Er is echter ook nog een derde optie denkbaar. Verondersteld kan namelijk ook nog worden dat er helemaal geen ‘permanente’ deelverzameling is tussen het immanente en het transcendente, maar dat zo’n deelverzameling wel ‘incidenteel’ kan bestaan. Dit kan krachtens de mogelijkheid van de grensoverschrijding vanuit de kant van het domein van het transcendente. Opnieuw is de kwestie wat de ‘plek’ is waar het incident kan plaatsvinden. Maar

(21)

zelfs als verondersteld wordt dat die ‘plek’ door de mens gelokaliseerd kan worden is het met deze stand van zaken per definitie niet mogelijk zich permanent op die plek te begeven. Het incident kan namelijk aflopen, en dan heeft men weer te kampen met slechts de immanentie.

Merk op dat bij de eerste twee opties alleen een relatieve afstand bestaat, want krachtens de zogenaamde ‘deelverzameling’ wordt die afstand toch ten dele overbrugd. Bij de derde optie is de afstand echter absoluut, tot het moment dat het incident plaatsvindt. En na het incident is de afstand weer net zo absoluut als voorheen.

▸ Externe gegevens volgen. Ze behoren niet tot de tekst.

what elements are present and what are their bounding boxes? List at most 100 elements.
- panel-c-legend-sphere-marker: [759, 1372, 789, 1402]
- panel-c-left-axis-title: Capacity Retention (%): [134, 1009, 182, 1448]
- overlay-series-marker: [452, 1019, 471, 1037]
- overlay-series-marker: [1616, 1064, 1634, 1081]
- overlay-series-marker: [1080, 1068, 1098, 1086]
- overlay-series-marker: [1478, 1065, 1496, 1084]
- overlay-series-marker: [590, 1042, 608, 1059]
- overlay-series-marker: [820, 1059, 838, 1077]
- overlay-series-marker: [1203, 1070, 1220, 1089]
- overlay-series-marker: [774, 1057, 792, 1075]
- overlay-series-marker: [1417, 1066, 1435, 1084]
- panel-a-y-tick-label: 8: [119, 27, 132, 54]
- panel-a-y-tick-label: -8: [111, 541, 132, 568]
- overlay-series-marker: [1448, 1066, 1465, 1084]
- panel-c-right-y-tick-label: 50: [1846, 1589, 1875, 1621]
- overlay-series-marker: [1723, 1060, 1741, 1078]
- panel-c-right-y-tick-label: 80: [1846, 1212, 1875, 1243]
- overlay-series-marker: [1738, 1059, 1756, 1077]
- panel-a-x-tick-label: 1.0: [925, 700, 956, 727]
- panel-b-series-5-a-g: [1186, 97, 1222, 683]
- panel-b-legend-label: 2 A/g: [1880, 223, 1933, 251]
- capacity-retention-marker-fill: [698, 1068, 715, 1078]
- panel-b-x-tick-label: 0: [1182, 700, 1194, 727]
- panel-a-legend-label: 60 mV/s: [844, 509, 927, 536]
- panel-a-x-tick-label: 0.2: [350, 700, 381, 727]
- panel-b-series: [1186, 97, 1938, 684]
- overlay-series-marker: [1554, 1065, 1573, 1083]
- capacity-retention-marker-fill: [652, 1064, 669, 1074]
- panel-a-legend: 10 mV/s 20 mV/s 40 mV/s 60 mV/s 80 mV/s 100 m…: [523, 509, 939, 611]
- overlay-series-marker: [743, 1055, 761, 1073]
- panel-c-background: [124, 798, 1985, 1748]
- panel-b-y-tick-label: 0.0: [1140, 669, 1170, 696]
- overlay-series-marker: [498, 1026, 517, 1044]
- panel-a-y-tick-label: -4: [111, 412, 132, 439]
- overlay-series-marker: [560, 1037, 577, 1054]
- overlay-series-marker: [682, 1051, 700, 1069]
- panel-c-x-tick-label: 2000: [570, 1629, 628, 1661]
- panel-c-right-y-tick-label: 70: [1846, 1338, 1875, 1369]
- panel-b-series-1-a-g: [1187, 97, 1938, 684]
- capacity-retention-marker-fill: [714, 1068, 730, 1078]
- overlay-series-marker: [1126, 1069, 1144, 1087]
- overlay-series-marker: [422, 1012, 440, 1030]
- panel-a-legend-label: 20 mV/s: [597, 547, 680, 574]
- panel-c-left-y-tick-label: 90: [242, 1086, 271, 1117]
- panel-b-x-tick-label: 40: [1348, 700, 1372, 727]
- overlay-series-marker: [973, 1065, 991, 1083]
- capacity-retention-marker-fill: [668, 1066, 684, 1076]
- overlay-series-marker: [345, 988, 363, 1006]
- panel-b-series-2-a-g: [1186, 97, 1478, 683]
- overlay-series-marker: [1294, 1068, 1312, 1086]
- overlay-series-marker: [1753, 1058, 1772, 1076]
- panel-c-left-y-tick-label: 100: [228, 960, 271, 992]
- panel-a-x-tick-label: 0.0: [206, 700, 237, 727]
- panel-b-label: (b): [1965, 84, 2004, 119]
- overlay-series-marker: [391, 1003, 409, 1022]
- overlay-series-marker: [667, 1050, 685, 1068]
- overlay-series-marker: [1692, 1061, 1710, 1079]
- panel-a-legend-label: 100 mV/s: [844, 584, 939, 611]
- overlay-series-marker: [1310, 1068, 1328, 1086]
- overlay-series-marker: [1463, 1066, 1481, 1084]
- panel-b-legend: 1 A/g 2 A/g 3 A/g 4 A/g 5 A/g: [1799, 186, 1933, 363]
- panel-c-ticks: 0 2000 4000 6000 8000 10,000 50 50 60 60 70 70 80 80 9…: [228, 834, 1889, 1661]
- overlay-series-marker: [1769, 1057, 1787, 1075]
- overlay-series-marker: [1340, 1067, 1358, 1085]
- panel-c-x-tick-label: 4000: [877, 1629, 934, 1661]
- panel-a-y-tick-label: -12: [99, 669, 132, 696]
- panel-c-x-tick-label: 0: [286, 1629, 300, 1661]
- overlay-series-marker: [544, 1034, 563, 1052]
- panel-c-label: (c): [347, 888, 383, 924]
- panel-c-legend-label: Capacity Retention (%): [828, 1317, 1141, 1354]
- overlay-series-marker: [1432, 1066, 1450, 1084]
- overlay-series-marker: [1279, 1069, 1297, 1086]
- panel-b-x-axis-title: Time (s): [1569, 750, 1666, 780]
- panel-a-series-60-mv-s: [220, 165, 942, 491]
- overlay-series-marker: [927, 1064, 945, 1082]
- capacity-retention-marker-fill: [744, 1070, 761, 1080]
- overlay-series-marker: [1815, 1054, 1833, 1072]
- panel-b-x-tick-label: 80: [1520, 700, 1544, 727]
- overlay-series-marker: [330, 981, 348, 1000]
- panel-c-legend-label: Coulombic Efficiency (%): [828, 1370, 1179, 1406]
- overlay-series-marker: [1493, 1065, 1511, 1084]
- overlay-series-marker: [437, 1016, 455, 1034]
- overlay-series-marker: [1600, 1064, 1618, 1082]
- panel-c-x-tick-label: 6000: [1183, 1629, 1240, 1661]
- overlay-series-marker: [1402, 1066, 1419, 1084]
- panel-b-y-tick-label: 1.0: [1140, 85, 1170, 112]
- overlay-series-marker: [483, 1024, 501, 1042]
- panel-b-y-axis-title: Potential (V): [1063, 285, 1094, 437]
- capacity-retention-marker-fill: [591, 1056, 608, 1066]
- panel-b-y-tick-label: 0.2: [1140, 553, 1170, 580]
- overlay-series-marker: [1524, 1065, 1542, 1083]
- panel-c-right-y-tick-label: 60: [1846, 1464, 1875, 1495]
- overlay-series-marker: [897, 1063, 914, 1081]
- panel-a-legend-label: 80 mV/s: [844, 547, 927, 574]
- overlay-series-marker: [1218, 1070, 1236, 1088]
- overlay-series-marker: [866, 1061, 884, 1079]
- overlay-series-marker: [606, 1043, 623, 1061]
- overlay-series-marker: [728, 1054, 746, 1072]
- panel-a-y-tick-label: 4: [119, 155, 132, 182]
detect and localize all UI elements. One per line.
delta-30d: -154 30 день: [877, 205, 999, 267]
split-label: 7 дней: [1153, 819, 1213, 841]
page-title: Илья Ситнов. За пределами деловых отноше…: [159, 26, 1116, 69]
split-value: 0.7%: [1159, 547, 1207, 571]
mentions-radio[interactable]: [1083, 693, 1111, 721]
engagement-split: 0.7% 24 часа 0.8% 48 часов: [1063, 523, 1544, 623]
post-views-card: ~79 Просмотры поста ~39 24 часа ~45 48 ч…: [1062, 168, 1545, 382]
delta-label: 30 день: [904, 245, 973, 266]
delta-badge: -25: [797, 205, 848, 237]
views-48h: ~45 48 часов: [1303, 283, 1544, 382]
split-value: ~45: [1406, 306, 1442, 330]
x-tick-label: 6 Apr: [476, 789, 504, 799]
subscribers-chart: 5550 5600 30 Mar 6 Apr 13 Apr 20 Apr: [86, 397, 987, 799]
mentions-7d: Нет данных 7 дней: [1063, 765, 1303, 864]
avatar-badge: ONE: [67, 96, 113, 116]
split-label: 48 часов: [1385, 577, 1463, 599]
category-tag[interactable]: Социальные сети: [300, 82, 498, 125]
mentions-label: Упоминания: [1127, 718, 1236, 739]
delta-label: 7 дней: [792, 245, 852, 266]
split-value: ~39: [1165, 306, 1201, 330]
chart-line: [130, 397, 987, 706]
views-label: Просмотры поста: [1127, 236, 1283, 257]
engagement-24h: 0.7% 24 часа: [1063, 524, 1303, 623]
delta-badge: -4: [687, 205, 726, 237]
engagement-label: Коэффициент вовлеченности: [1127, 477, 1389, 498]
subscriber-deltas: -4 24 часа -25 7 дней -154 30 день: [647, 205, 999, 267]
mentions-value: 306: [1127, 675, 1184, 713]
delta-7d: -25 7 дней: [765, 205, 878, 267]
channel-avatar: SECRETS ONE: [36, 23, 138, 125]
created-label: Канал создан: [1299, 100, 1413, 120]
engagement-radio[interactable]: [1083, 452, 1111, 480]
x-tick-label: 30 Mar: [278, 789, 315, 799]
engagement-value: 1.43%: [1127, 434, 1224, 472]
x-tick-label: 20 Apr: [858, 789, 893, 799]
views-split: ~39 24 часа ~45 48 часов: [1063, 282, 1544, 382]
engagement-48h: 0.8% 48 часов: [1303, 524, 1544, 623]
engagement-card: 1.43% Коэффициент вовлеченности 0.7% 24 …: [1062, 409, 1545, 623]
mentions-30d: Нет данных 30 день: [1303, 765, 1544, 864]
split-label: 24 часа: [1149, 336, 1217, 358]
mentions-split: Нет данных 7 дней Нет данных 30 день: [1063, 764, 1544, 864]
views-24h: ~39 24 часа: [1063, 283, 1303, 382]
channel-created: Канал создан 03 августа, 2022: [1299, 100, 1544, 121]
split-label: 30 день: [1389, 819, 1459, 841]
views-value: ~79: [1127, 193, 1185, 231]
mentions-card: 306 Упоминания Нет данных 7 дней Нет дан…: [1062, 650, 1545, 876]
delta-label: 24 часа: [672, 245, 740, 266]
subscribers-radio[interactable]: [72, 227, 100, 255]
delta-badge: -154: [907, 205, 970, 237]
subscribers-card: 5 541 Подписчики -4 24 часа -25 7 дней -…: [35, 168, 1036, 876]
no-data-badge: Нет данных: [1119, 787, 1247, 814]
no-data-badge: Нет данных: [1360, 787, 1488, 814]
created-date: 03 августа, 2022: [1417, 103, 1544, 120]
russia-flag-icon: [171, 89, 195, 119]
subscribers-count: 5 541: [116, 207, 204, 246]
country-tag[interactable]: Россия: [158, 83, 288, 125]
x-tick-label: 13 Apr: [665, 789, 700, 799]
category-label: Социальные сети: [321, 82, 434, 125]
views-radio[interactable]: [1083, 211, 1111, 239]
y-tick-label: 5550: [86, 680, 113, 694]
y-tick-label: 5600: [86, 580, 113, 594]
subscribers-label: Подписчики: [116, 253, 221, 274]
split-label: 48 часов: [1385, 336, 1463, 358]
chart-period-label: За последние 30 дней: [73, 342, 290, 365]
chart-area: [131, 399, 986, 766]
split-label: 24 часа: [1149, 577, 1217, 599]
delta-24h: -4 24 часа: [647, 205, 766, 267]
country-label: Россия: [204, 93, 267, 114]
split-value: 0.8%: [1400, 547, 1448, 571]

Dit verschil tussen de eerste twee opties en de derde optie kan ook worden beschreven door te onderstrepen dat er in de eerste twee opties niet zozeer sprake is van een grensoverschrijding die plaatsvindt in ‘een moment’ – er is niet een moment waarop de grensoverschrijding ‘gebeurt’ – terwijl in de derde optie juist bij uitstek van ‘een moment’ sprake is, namelijk ‘het incident waarin een grens overschreden wordt’. Bij de derde optie wordt in die zin meer recht gedaan aan wat ik opvat als ‘het bewegelijke karakter’ van transcendentie: iets moet gebeuren, een grens moet overschreden worden, anders is van een echt ‘transcendere’ geen sprake. Die grensoverschrijding zou bij permanente aanwezigheid immers geen ‘overschrijding’ in actieve zin betekenen.

Het domein van het immanente wordt dus geïdentificeerd met datgene waar de mens in principe zonder meer toegang toe heeft. Vanzelfsprekend, zo zou je dan kunnen zeggen, is dat domein dan ook het domein van het imperfecte, het relatieve. Wat immanent is kan daarom niet absoluut of volmaakt zijn – hooguit daar aan doen denken, of erop lijken. Bij de ervaring van schoonheid, bijvoorbeeld, hebben mensen vaak zo’n associatie. “Dat is perfect!”, hoor je mensen bijvoorbeeld weleens zeggen. Datgene wat perfect wordt genoemd, altijd een immanent ‘ding’, wordt beschouwd als iets absoluuts – iets wat de relativiteit overstijgt. Maar iemand kan nog zo’n grote waardering hebben voor het een of ander, met een kritische beschouwing valt er altijd wel wat op of aan te merken bij datgene wat zo gewaardeerd werd. Het ‘perfecte’ blijkt daarom al snel te kunnen vervliegen en hooguit in een soort relatieve zin ergens op te slaan. Maar ‘een relatieve zin van iets wat volmaakt is’, is een tegenspraak. Het lijkt daarom onhoudbaaar van echte volmaaktheid te kunnen spreken. Geconstateerd zou kunnen worden dat in het domein van het immanente geen perfectie bestaat.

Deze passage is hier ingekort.